Regardless, Cespedes deserves a lot of credit for adding to his own bankroll with a whale of a 2015 season. He finished his contract year with a flourish, hitting a ridiculous .287/.337/.604 with 17 home runs in 57 games with the Mets, and could potentially add "World Series winner" to his résumeé in two weeks.

Long story short: he's going to command a lot of money, and is probably too flawed to ever live up to that mega-deal. Cespedes' walk rate dropped for the fourth consecutive season in 2015, resulting in just 33 walks (five intentional) in 676 plate appearances. He also struck out a career-high 141 times. Cespedes was worth 6.7 WAR in 2015, more than double his previous career-best of 3.3 in 2014. Spending over $20 million per year on a three-win outfielder is probably market value at this point, but it's a very inefficient way to add some pop to your lineup.
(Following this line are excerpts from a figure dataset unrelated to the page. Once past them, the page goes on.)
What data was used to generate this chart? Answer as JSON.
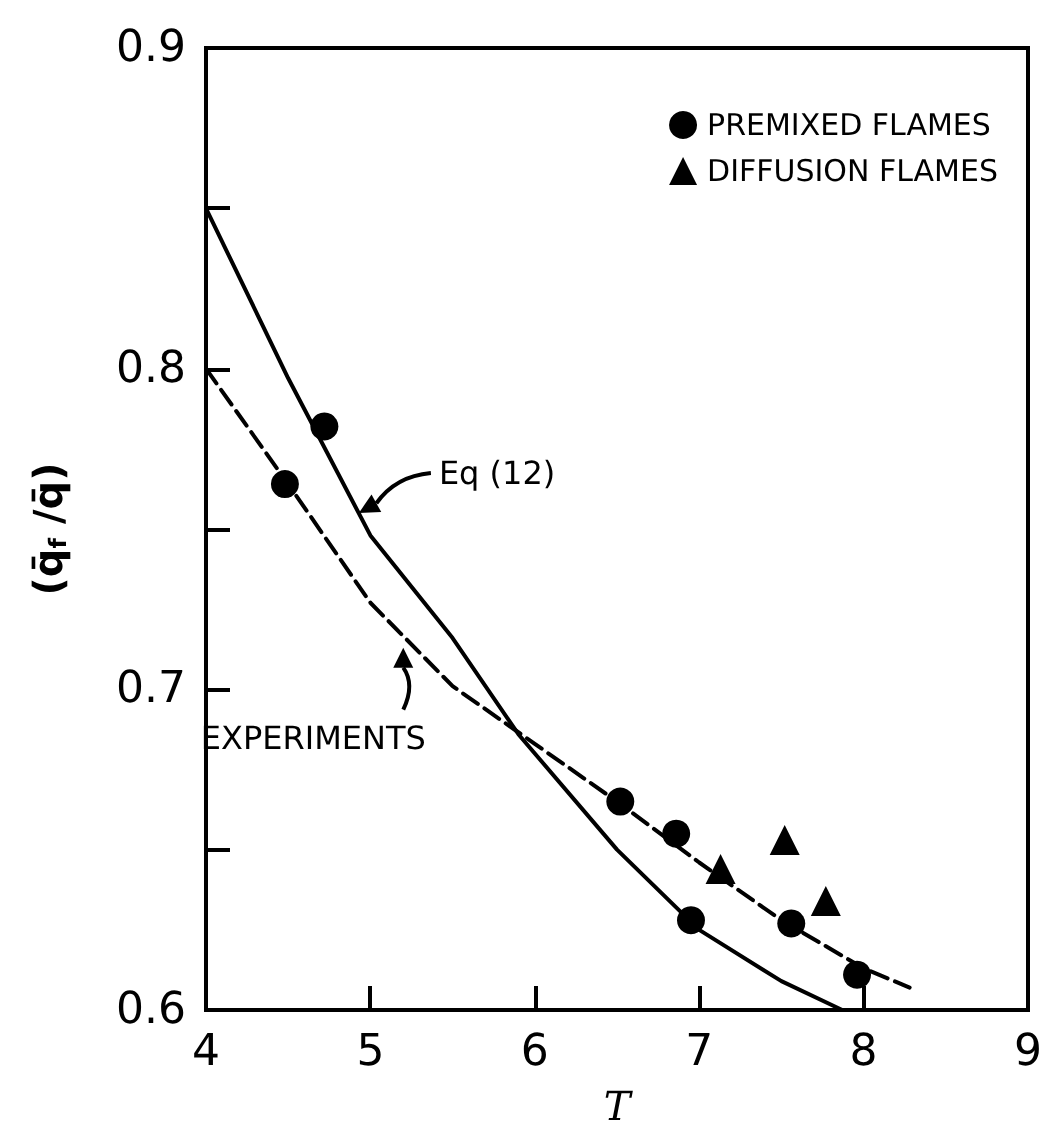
{
  "chart_data": {
    "type": "line",
    "xlabel": "T",
    "ylabel": "(q̄$_{f}$ /q̄)",
    "xlim": [
      4,
      9
    ],
    "xticks": [
      4,
      5,
      6,
      7,
      8,
      9
    ],
    "ylim": [
      0.6,
      0.9
    ],
    "yticks": [
      0.6,
      {
        "value": 0.65,
        "label": null
      },
      0.7,
      {
        "value": 0.75,
        "label": null
      },
      0.8,
      {
        "value": 0.85,
        "label": null
      },
      0.9
    ],
    "grid": false,
    "legend": "top right",
    "series": [
      {
        "type": "line",
        "color": "#000000",
        "line_style": "solid",
        "marker": "none",
        "x": [
          4,
          4.5,
          5,
          5.5,
          5.9,
          6.5,
          7,
          7.5,
          7.87
        ],
        "values": [
          0.85,
          0.797,
          0.748,
          0.716,
          0.686,
          0.65,
          0.625,
          0.609,
          0.6
        ]
      },
      {
        "type": "line",
        "color": "#000000",
        "line_style": "dashed",
        "marker": "none",
        "x": [
          4,
          4.5,
          5,
          5.5,
          6,
          6.5,
          7,
          7.5,
          8,
          8.28
        ],
        "values": [
          0.8,
          0.764,
          0.727,
          0.701,
          0.683,
          0.665,
          0.646,
          0.628,
          0.613,
          0.607
        ]
      },
      {
        "type": "scatter",
        "name": "PREMIXED FLAMES",
        "color": "#000000",
        "marker": "circle",
        "x": [
          4.48,
          4.72,
          6.52,
          6.86,
          6.95,
          7.56,
          7.96
        ],
        "values": [
          0.764,
          0.782,
          0.665,
          0.655,
          0.628,
          0.627,
          0.611
        ]
      },
      {
        "type": "scatter",
        "name": "DIFFUSION FLAMES",
        "color": "#000000",
        "marker": "triangle",
        "x": [
          7.13,
          7.52,
          7.77
        ],
        "values": [
          0.644,
          0.653,
          0.634
        ]
      }
    ],
    "annotations": [
      {
        "text": "Eq (12)",
        "x": 4.93,
        "y": 0.755
      },
      {
        "text": "EXPERIMENTS",
        "x": 5.2,
        "y": 0.713
      }
    ]
  }
}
One thing working in the Tigers' favor is the Mets' potential disinterest in him. The Wilpons have been hesitant to add payroll in recent years, and rookie outfielder Michael Conforto is emerging as a potential star in his own right. With Curtis Granderson in one corner and Juan Lagares in center, there is no room for Cespedes, barring a trade. Granderson has two years and $31 million left on his deal, and could be a viable trade chip after his productive 2015 season.

General manager Al Avila has given us all sorts of conflicting information so far this offseason. While vowing that the Tigers' payroll will be "highly competitive," Avila also laughed off the notion that the Tigers would spend $190-200 million, calling the idea "ridiculous." There is a happy medium here -- the Tigers had the fourth-highest Opening Day payroll in baseball last season -- but it's tough to see a team with its foot on the gas cutting payroll at a time like this.

That's a long-winded way of saying I have no idea which of these players the Tigers will actually sign. They all have their pluses and minuses. David Price has pitched here before. Zack Greinke and Johnny Cueto are very good pitchers. Jordan Zimmermann is from the midwest. Scott Kazmir isn't going to cost an arm, a leg, and Al Avila's youngest child.

Sheer probability tells me the correct answer is "none of the above." If I have to choose one, I'd say Kazmir because he will sign the shortest contract of the group due to his past injury concerns and shaky second half in 2015. He will be 32 in January, has had a litany of shoulder issues earlier in his career, and posted a 5.19 FIP in 13 starts with the Houston Astros. He's easily the biggest risk of the group, but getting out of a deal in three or four years has its own appeal. The Tigers look poised to start building through their farm system a bit more under Avila, and Kazmir helps them bridge that gap to someone like Beau Burrows or their 2016 first round pick.

We answered this question on the podcast earlier this week -- shameless plug link goes here -- and, unfortunately, Venditte has already been claimed. The Toronto Blue Jays, a team notorious for claiming everyone and their brother on waivers during the offseason, picked up Venditte earlier this week. If the Jays somehow cap off an ALCS comeback, there's a small chance Venditte gets used in the World Series, but it seems that Aaron Loup is back with the team after missing Game 5 for a family emergency.

This means that the Tigers passed on Venditte during the waiver process, a potentially wise move given the number of players they need to add to their 40-man roster this offseason. Minor league pitchers Michael Fulmer, Luis Cessa, and Jairo Labourt will all need to be put on the 40-man to protect them from the Rule 5 draft, and we could potentially see players like Edgar De La Rosa or Johan Belisario added as well.

With 34 non-free agents currently on the 40-man roster -- potentially 33 if Neftali Feliz is non-tendered -- roster space could be tight this offseason. It will be interesting to see if the Tigers need to designate players like Jefry Marte or Jeff Ferrell to make more room if and when they sign free agents.